For many divorced parents, it's this intractable sense of being trapped in a relationship with someone you despise that's the stickiest marital residue. We kids of divorce witness this fallout all the time: in the subtle digs one parent makes against the other; in the TMI stories of an ex's transgressions. One interviewee discussed moving back home after grad school. Her parents had divorced when she was a teen, but whenever she and her mom argued that year, the fight would inevitably end with her mother screaming, "You're just like your father!" "Once, when an argument started, I said to her, Why don't we just skip all this and go right to you screaming that I'm like Dad. She threw a lamp at me. This is a sane professional woman, years later. The pain remained that profound."

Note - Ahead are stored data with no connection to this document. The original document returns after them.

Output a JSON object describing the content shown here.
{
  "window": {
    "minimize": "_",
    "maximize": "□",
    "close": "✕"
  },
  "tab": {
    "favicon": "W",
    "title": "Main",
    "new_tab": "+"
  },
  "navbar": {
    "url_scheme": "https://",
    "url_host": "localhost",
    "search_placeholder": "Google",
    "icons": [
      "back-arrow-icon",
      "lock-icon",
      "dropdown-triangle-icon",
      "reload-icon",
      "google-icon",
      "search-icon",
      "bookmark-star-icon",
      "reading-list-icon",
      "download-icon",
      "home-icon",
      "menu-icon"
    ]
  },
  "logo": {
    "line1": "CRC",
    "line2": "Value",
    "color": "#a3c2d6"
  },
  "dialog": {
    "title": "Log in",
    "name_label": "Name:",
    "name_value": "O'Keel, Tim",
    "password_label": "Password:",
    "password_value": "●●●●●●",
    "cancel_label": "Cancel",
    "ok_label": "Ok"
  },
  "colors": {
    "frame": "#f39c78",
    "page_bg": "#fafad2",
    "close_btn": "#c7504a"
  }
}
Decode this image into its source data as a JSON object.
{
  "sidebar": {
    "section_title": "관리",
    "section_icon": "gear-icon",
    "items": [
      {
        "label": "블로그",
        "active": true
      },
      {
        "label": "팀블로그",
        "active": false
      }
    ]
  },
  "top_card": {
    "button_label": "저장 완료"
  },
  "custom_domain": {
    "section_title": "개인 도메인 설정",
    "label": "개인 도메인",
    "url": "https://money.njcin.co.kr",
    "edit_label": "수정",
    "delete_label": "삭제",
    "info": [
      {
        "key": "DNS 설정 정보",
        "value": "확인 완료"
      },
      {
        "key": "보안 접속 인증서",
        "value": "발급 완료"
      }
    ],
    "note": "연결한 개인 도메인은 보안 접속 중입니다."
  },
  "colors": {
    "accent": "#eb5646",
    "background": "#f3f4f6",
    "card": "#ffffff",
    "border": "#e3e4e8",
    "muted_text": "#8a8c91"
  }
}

So if you've bought a one-way ticket to Splitsville, but don't want to arrive at your destination all nasty and bitter, what are your options? "I think a lot of divorcing couples would do better in a mud-pit," Leah said. "Get that aggression out early on." But if such a venue isn't available — or it's occupied by female wrestlers — another functional alternative exists: Mediation. Instead of squaring off in court using attorneys as stand-ins, in a mediated divorce, the participants agree to sit face to face with an impartial third party, and hash through their problems and property.

Comments

Anonymous said…
I love the idea of a mudpit, but somehow I think it would only delay the fight to be expected from anyone who needs the mudpit to divorce their spouse.

A follow-up to your last comment that "participants agree to sit face to face with an impartial third party" - some clients, even in mediation, do not sit face to face, but require separate rooms and a mediator who practices shuttle diplomacy by moving between the rooms in an attempt to help settle the case without requiring the spouses to interact at all!